GdPicture.NET OCR Engine: Improvements and New Features

Press Releases

ORPALIS is pleased to announce a major update of the GdPicture.NET Document Imaging SDK OCR engine with better speed, better accuracy, and a new connector for external OCR engines.

Muret, France, 28th October 2019

Enhancement of the OCR engine

  • Dramatically reduced average processing time. The engine may be up to 20x faster on very complex documents.
  • Better text writing direction and orientation detection.
  • Improved detection in bitmap with non-uniform background.
  • Better text detection in complex regions with noise in the background, diagrams, and dotted areas.
  • Dramatically enhanced PDF-OCR generation.
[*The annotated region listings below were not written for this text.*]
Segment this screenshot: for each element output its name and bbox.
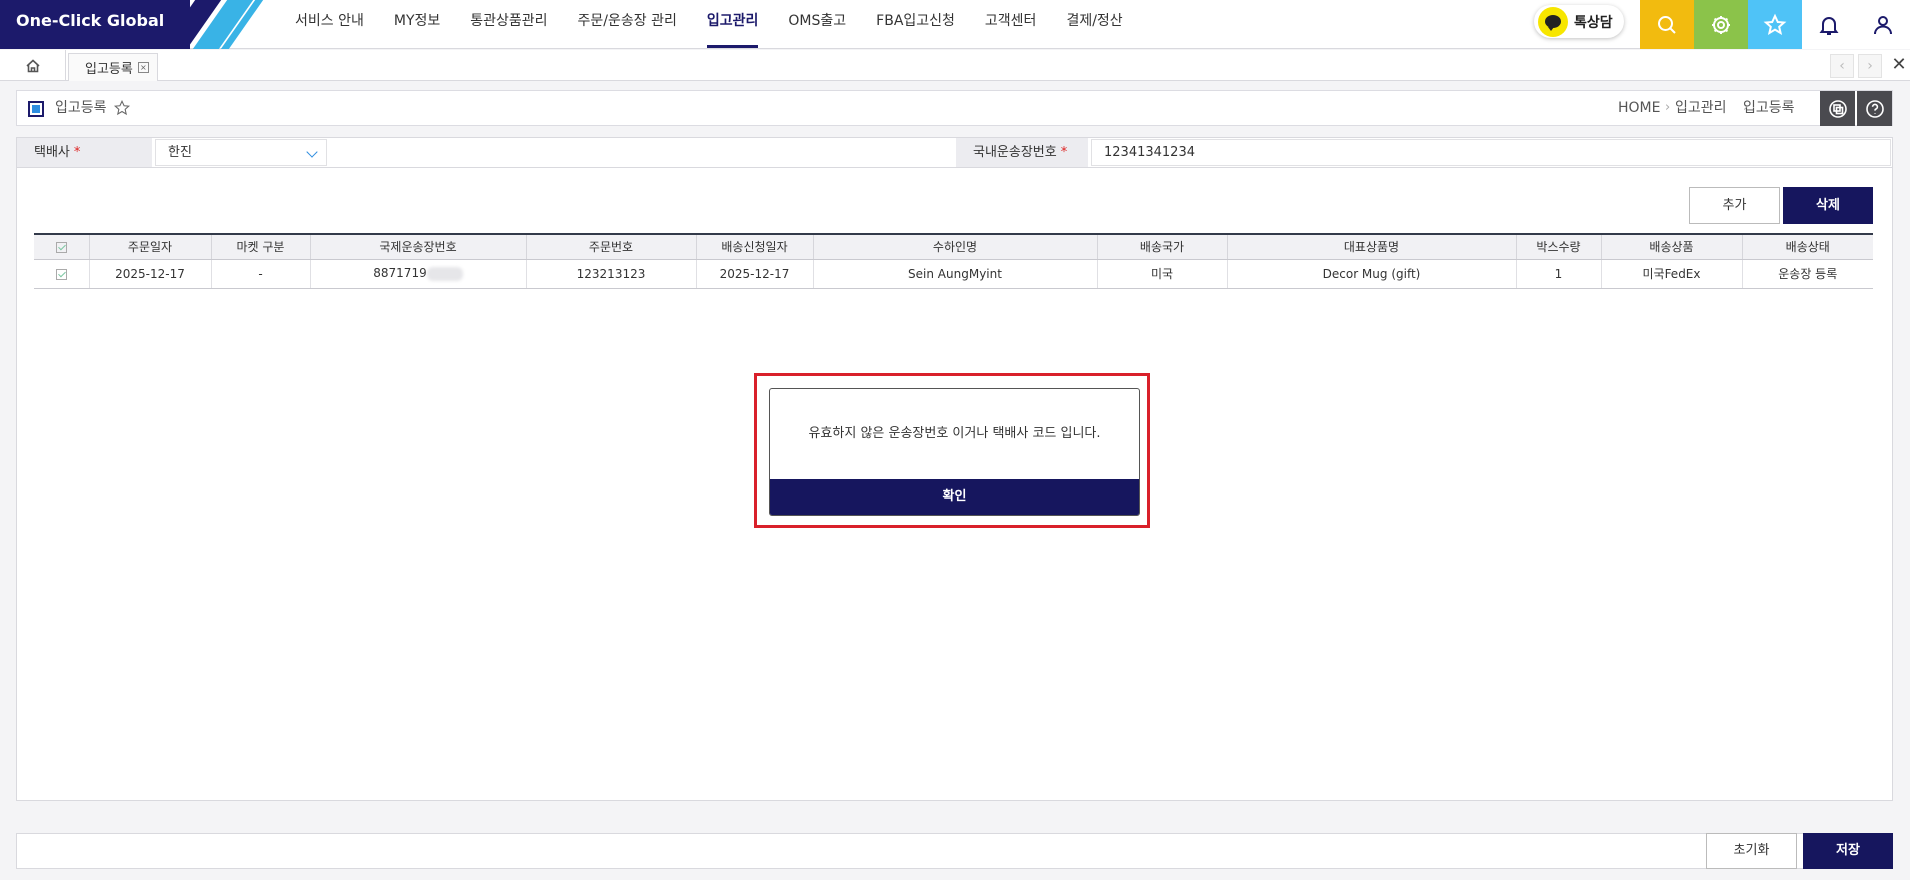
tab-strip: 입고등록 × ‹ › ✕: [0, 50, 1910, 81]
confirm-button[interactable]: 확인: [770, 479, 1139, 515]
chevron-left-icon: ‹: [1839, 58, 1845, 74]
column-header: 주문번호: [526, 233, 697, 260]
quick-settings-button[interactable]: [1694, 0, 1748, 49]
carrier-select[interactable]: 한진: [155, 139, 327, 166]
page-marker-icon: [28, 101, 44, 117]
search-form: 택배사 * 한진 국내운송장번호 * 12341341234: [16, 137, 1893, 168]
tab-next-button[interactable]: ›: [1858, 54, 1882, 78]
menu-item-service-guide[interactable]: 서비스 안내: [280, 0, 379, 49]
help-button[interactable]: [1857, 91, 1892, 126]
chat-bubble-icon: [1538, 6, 1568, 37]
checkbox-icon: [55, 268, 67, 280]
notifications-button[interactable]: [1802, 0, 1856, 49]
save-button[interactable]: 저장: [1803, 833, 1893, 869]
delete-button[interactable]: 삭제: [1783, 187, 1873, 224]
add-button[interactable]: 추가: [1689, 187, 1780, 224]
column-header: 주문일자: [89, 233, 212, 260]
star-icon[interactable]: [113, 99, 131, 117]
column-header: 국제운송장번호: [310, 233, 527, 260]
menu-item-fba-inbound[interactable]: FBA입고신청: [861, 0, 970, 49]
column-header: 마켓 구분: [211, 233, 311, 260]
tracking-label-text: 국내운송장번호: [973, 145, 1057, 160]
star-icon: [1763, 13, 1787, 35]
menu-item-inbound[interactable]: 입고관리: [692, 0, 774, 49]
breadcrumb-inbound[interactable]: 입고관리: [1675, 91, 1727, 125]
domestic-tracking-input[interactable]: 12341341234: [1091, 139, 1891, 166]
tracking-label: 국내운송장번호 *: [956, 138, 1088, 167]
breadcrumb-current: 입고등록: [1743, 100, 1795, 116]
column-header: 대표상품명: [1227, 233, 1517, 260]
main-menu: 서비스 안내 MY정보 통관상품관리 주문/운송장 관리 입고관리 OMS출고 …: [280, 0, 1138, 49]
carrier-select-value: 한진: [168, 145, 192, 160]
column-header: 배송신청일자: [696, 233, 814, 260]
top-navigation: One-Click Global 서비스 안내 MY정보 통관상품관리 주문/운…: [0, 0, 1910, 49]
tab-inbound-registration[interactable]: 입고등록 ×: [68, 53, 158, 81]
row-checkbox[interactable]: [34, 259, 90, 289]
help-icon: [1865, 99, 1884, 118]
menu-item-customs-products[interactable]: 통관상품관리: [455, 0, 562, 49]
cell-intl-tracking: 8871719: [310, 259, 527, 289]
column-header: 박스수량: [1516, 233, 1602, 260]
close-icon[interactable]: ×: [137, 62, 149, 73]
column-header: 수하인명: [813, 233, 1098, 260]
close-all-tabs-button[interactable]: ✕: [1888, 52, 1910, 78]
menu-item-my-info[interactable]: MY정보: [379, 0, 455, 49]
menu-item-orders-waybills[interactable]: 주문/운송장 관리: [563, 0, 692, 49]
menu-item-customer-center[interactable]: 고객센터: [970, 0, 1052, 49]
footer-bar: [16, 833, 1893, 869]
settings-icon: [1712, 15, 1730, 34]
carrier-label-text: 택배사: [34, 145, 70, 160]
quick-favorites-button[interactable]: [1748, 0, 1802, 49]
alert-message: 유효하지 않은 운송장번호 이거나 택배사 코드 입니다.: [808, 426, 1101, 441]
cell-order-date: 2025-12-17: [89, 259, 212, 289]
user-account-button[interactable]: [1856, 0, 1910, 49]
cell-status: 운송장 등록: [1742, 259, 1873, 289]
copy-button[interactable]: [1820, 91, 1855, 126]
cell-boxes: 1: [1516, 259, 1602, 289]
talk-label: 톡상담: [1574, 14, 1613, 31]
chevron-right-icon: ›: [1867, 58, 1873, 74]
cell-recipient: Sein AungMyint: [813, 259, 1098, 289]
menu-item-oms-outbound[interactable]: OMS출고: [773, 0, 861, 49]
close-icon: ✕: [1891, 54, 1907, 75]
cell-market: -: [211, 259, 311, 289]
intl-tracking-value: 8871719: [373, 266, 427, 281]
cell-request-date: 2025-12-17: [696, 259, 814, 289]
carrier-label: 택배사 *: [17, 138, 152, 167]
inbound-table: 주문일자 마켓 구분 국제운송장번호 주문번호 배송신청일자 수하인명 배송국가…: [34, 233, 1873, 289]
redacted-text: [426, 266, 463, 281]
chevron-right-icon: ›: [1665, 100, 1671, 115]
home-icon: [25, 58, 40, 72]
bell-icon: [1819, 16, 1839, 35]
alert-dialog: 유효하지 않은 운송장번호 이거나 택배사 코드 입니다. 확인: [769, 388, 1140, 516]
quick-search-button[interactable]: [1640, 0, 1694, 49]
required-mark: *: [73, 145, 81, 160]
select-all-checkbox[interactable]: [34, 233, 90, 260]
page-title: 입고등록: [55, 100, 107, 116]
reset-button[interactable]: 초기화: [1706, 833, 1797, 869]
cell-order-no: 123213123: [526, 259, 697, 289]
tab-prev-button[interactable]: ‹: [1830, 54, 1854, 78]
checkbox-icon: [55, 241, 67, 253]
cell-service: 미국FedEx: [1601, 259, 1743, 289]
app-logo[interactable]: One-Click Global: [0, 0, 190, 49]
page-header: 입고등록 HOME › 입고관리 › 입고등록: [16, 90, 1893, 126]
column-header: 배송상태: [1742, 233, 1873, 260]
breadcrumb-home[interactable]: HOME: [1618, 91, 1660, 125]
menu-item-payment[interactable]: 결제/정산: [1051, 0, 1137, 49]
home-tab[interactable]: [0, 50, 66, 81]
column-header: 배송상품: [1601, 233, 1743, 260]
copy-icon: [1828, 99, 1847, 118]
required-mark: *: [1060, 145, 1068, 160]
kakao-talk-button[interactable]: 톡상담: [1534, 5, 1624, 38]
tab-label: 입고등록: [85, 62, 133, 77]
search-icon: [1658, 15, 1676, 34]
table-row[interactable]: 2025-12-17 - 8871719 123213123 2025-12-1…: [34, 259, 1873, 289]
column-header: 배송국가: [1097, 233, 1228, 260]
cell-country: 미국: [1097, 259, 1228, 289]
cell-product: Decor Mug (gift): [1227, 259, 1517, 289]
chevron-down-icon: [306, 146, 318, 158]
table-header-row: 주문일자 마켓 구분 국제운송장번호 주문번호 배송신청일자 수하인명 배송국가…: [34, 233, 1873, 260]
user-icon: [1874, 15, 1892, 34]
Integration of external engines

Since version 14.1.39, it is possible to link any external OCR engine to a GdPicture.NET application during PDF/OCR generation.
A tutorial is available in the documentation

A few facts about the Gdpicture.NET OCR engine

  • 130 languages are recognized.
  • Thanks to the research work made for building the GdPicture.NET MRC compression engine, the adaptive pre-processing and pre-segmentation phases leverage subsequent OCR accuracy and speed.
  • The post-processing phase allows an excellent reprocessing of false-positive results, thanks to many years of experimentation on millions of documents.
  • The Tesseract-based OCR engine has been modified to be continuously optimized to match the performances (and often exceeds them on complex documents) of established competitors.
  • NET OCR includes multiple of its own segmentation engines.